Myersiohyla liliae
- Conservation status: Endangered (IUCN 3.1)

Scientific classification
- Kingdom: Animalia
- Phylum: Chordata
- Class: Amphibia
- Order: Anura
- Family: Hylidae
- Genus: Myersiohyla
- Species: M. liliae
- Binomial name: Myersiohyla liliae (Kok, 2006)
- Synonyms: Hypsiboas liliae Kok, 2006 ; Boana liliae — Dubois, 2017 ;

= Myersiohyla liliae =

- Authority: (Kok, 2006)
- Conservation status: EN

Species of amphibian

Myersiohyla liliae is a species of frogs in the family Hylidae. It is endemic to the Pacaraima Mountains in Guyana and known from the region of its type locality in the Kaieteur National Park and from Imbaimadai. The species is dedicated to the daughter of its describer, Lili Kok.

==Description==
Adult males measure 33–37 mm in snout–vent length. The body and limbs are slender. The head is wider than the body and slightly wider than it is long. The snout is truncate in dorsal view and slightly protruding in lateral view. The tympanum is distinct and relatively large, only slightly obscured by the well-developed supratympanic fold. The fingers and toes bear terminal discs and are partly webbed. Skin is granular. The colour pattern is variable and also depends on light intensity, ranging from vivid green to yellowish green in daytime to greenish brown at night. The throat and the venter are blue. Males have a single subgular vocal sac.

The male advertisement call is of a long series of loud percussive notes ("tuk tuk tuk tuk ..."), gradually increasing in speed and volume, and repeated up
to seven times per second. The call is audible over long distances and is often preceded by a groan or several isolated notes.

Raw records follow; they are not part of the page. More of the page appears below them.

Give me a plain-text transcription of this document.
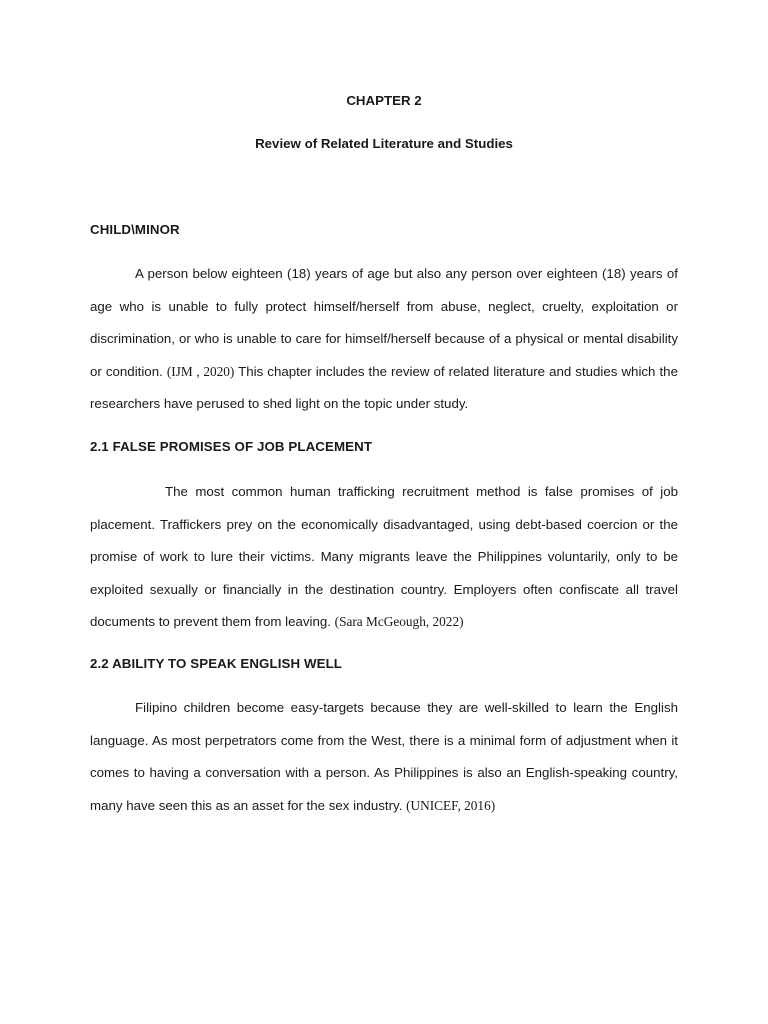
CHAPTER 2
Review of Related Literature and Studies
CHILD\MINOR

A person below eighteen (18) years of age but also any person over eighteen (18) years of age who is unable to fully protect himself/herself from abuse, neglect, cruelty, exploitation or discrimination, or who is unable to care for himself/herself because of a physical or mental disability or condition. (IJM , 2020) This chapter includes the review of related literature and studies which the researchers have perused to shed light on the topic under study.

2.1 FALSE PROMISES OF JOB PLACEMENT

The most common human trafficking recruitment method is false promises of job placement. Traffickers prey on the economically disadvantaged, using debt-based coercion or the promise of work to lure their victims. Many migrants leave the Philippines voluntarily, only to be exploited sexually or financially in the destination country. Employers often confiscate all travel documents to prevent them from leaving. (Sara McGeough, 2022)

2.2 ABILITY TO SPEAK ENGLISH WELL

Filipino children become easy-targets because they are well-skilled to learn the English language. As most perpetrators come from the West, there is a minimal form of adjustment when it comes to having a conversation with a person. As Philippines is also an English-speaking country, many have seen this as an asset for the sex industry. (UNICEF, 2016)
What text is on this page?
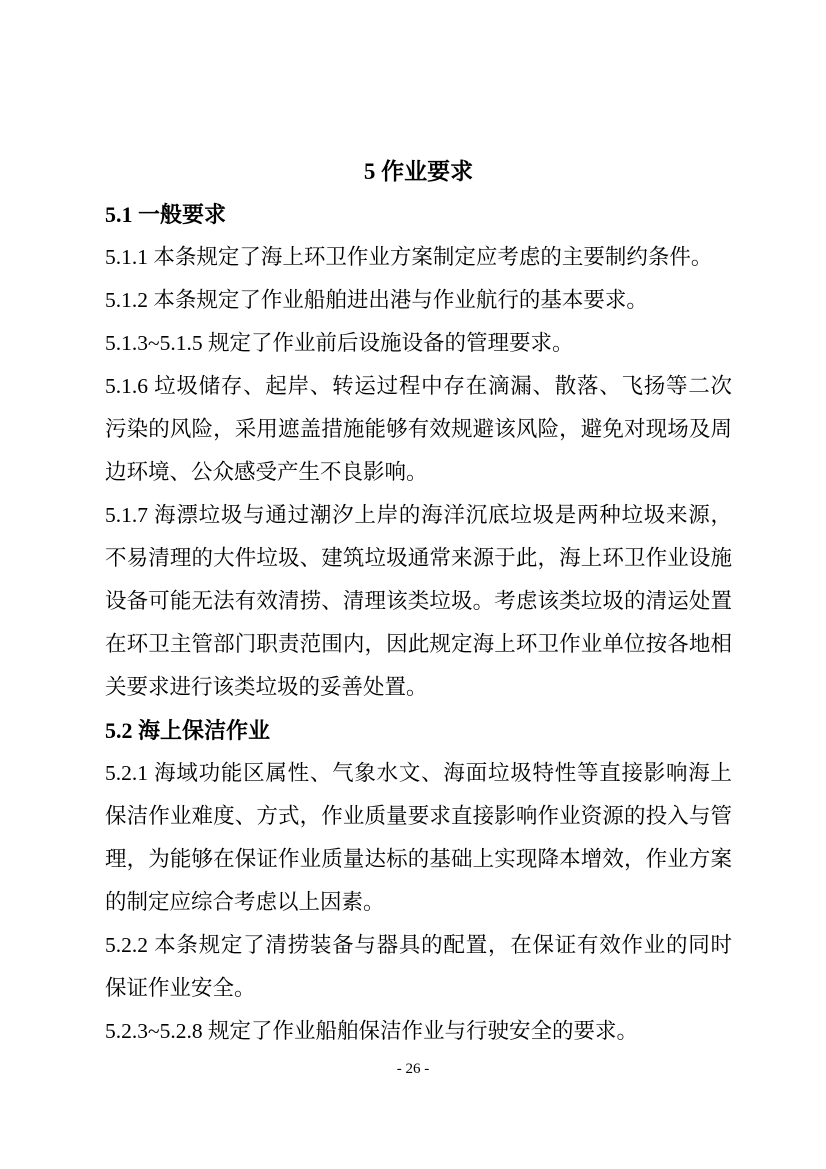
5 作业要求
5.1 一般要求

5.1.1 本条规定了海上环卫作业方案制定应考虑的主要制约条件。

5.1.2 本条规定了作业船舶进出港与作业航行的基本要求。

5.1.3~5.1.5 规定了作业前后设施设备的管理要求。

5.1.6 垃圾储存、起岸、转运过程中存在滴漏、散落、飞扬等二次污染的风险，采用遮盖措施能够有效规避该风险，避免对现场及周边环境、公众感受产生不良影响。

5.1.7 海漂垃圾与通过潮汐上岸的海洋沉底垃圾是两种垃圾来源，不易清理的大件垃圾、建筑垃圾通常来源于此，海上环卫作业设施设备可能无法有效清捞、清理该类垃圾。考虑该类垃圾的清运处置在环卫主管部门职责范围内，因此规定海上环卫作业单位按各地相关要求进行该类垃圾的妥善处置。

5.2 海上保洁作业

5.2.1 海域功能区属性、气象水文、海面垃圾特性等直接影响海上保洁作业难度、方式，作业质量要求直接影响作业资源的投入与管理，为能够在保证作业质量达标的基础上实现降本增效，作业方案的制定应综合考虑以上因素。

5.2.2 本条规定了清捞装备与器具的配置，在保证有效作业的同时保证作业安全。

5.2.3~5.2.8 规定了作业船舶保洁作业与行驶安全的要求。

- 26 -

==Habitat and conservation==
Myersiohyla liliae occurs in primary forest and its edge with savanna, near large bromeliads. Its altitudinal range is 400–550 m above sea level. Individuals call from terrestrial bromeliads, and perhaps also from arboreal bromeliads.

Myersiohyla liliae is a rare species. It is threatened by gold and diamond mining, also occurring within the Kaieteur National Park.